Create a SAML Policy using the action, set the expression to
ns_true, and bind the policy to the authentication virtual server for your gateway virtual server.In AdminX, create a separate SAML application entry for Citrix Gateway using
https://[gateway-fqdn]/cgi/samlauthas the ACS URL and the gateway FQDN as the Entity ID.
Step 5: Test the integration
Navigate to your Citrix Workspace URL and attempt to sign in.
Confirm you are redirected to the 1Kosmos login screen. Scan the QR code with the 1Kosmos mobile app and complete biometric authentication.

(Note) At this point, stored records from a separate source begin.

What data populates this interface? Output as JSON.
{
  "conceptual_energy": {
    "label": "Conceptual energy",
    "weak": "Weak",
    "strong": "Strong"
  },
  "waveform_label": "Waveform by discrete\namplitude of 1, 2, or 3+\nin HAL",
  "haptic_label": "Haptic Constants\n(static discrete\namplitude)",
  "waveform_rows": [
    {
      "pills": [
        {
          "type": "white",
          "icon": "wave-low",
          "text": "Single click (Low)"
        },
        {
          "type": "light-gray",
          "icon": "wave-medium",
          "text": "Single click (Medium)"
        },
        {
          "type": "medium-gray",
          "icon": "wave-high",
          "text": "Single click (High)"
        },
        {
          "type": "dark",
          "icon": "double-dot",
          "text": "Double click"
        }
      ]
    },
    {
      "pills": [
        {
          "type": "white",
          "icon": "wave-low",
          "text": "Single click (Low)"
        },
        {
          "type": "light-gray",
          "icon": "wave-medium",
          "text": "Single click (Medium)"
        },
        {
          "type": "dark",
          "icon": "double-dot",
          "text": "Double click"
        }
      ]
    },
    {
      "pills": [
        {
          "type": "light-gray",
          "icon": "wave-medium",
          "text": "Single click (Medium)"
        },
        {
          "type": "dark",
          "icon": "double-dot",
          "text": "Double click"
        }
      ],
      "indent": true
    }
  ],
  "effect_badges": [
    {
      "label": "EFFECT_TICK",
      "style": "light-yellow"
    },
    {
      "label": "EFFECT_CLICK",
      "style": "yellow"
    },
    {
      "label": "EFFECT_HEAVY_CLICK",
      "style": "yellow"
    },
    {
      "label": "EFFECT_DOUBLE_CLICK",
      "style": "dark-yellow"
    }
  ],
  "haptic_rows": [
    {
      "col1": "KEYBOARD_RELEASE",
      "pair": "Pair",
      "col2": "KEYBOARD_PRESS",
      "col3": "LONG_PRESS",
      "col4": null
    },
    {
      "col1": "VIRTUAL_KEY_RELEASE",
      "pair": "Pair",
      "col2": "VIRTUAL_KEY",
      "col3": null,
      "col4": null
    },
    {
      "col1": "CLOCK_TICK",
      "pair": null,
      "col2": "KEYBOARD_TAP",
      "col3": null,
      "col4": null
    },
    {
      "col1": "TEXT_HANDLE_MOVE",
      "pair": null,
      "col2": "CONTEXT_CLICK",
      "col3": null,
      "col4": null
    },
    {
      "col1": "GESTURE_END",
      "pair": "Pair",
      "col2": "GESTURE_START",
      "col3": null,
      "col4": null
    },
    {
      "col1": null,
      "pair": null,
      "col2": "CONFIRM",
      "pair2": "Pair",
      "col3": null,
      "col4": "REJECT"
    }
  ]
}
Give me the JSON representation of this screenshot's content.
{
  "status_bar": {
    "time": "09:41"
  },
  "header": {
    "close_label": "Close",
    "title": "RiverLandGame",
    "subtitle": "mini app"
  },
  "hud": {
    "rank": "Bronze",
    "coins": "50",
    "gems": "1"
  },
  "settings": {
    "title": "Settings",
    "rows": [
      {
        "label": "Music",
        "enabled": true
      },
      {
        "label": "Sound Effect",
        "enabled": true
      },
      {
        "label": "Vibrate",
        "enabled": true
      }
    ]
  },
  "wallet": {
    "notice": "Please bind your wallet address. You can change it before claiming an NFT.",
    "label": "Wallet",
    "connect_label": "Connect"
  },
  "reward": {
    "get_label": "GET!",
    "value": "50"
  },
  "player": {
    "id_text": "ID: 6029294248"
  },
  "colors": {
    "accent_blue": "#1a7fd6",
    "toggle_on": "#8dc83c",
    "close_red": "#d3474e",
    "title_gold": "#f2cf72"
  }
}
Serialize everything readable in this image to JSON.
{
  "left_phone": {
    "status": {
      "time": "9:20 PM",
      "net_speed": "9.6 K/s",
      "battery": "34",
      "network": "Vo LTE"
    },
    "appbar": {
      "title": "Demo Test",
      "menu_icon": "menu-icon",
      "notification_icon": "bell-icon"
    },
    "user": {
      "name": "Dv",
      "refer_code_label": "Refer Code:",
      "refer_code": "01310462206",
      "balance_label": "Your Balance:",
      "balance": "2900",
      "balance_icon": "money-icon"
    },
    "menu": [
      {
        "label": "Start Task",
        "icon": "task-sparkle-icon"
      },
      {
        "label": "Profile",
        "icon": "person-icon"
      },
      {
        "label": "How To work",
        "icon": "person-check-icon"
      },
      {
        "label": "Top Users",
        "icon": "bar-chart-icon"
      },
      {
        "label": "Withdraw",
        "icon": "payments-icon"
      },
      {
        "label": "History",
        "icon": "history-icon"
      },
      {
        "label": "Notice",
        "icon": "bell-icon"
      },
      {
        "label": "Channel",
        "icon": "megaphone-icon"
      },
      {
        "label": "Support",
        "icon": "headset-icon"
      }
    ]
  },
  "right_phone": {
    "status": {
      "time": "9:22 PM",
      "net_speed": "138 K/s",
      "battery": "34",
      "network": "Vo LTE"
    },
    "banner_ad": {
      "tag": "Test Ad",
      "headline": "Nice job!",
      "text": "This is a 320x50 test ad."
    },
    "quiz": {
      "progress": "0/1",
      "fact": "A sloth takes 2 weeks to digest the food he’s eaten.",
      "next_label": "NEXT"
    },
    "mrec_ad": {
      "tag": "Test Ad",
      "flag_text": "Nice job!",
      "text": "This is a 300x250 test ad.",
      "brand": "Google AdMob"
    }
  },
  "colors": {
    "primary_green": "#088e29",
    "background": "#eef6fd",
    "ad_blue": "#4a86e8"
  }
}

Confirm you are returned to Citrix Workspace with the correct virtual apps and desktops displayed.
Attribute mappings
Source (1Kosmos) | Target (Citrix Cloud) | Description |
|---|---|---|
user.email | email / NameID | Primary identifier |
user.upn | cip_upn (userPrincipalName) | Required for AD identity lookup in Citrix Cloud |
user.objectGUID | cip_oid (objectGUID) | Used by Citrix Cloud to uniquely resolve the AD user |
user.displayName | displayName | User display name |
Integration notes
Citrix Cloud SAML authentication requires that the SAML assertion contain AD user attributes (UPN and objectGUID) so that Citrix Cloud can resolve the authenticated user against the Active Directory domain.
If these attributes are missing from the assertion, users will fail to log in even after successful biometric authentication. Some SAML providers prohibit reusing the same SP Entity ID across multiple applications.
If this applies to your configuration, use Citrix Cloud's scoped Entity ID feature by enabling Configure scoped SAML Entity ID during the SAML connection setup, which generates a unique Entity ID per connection.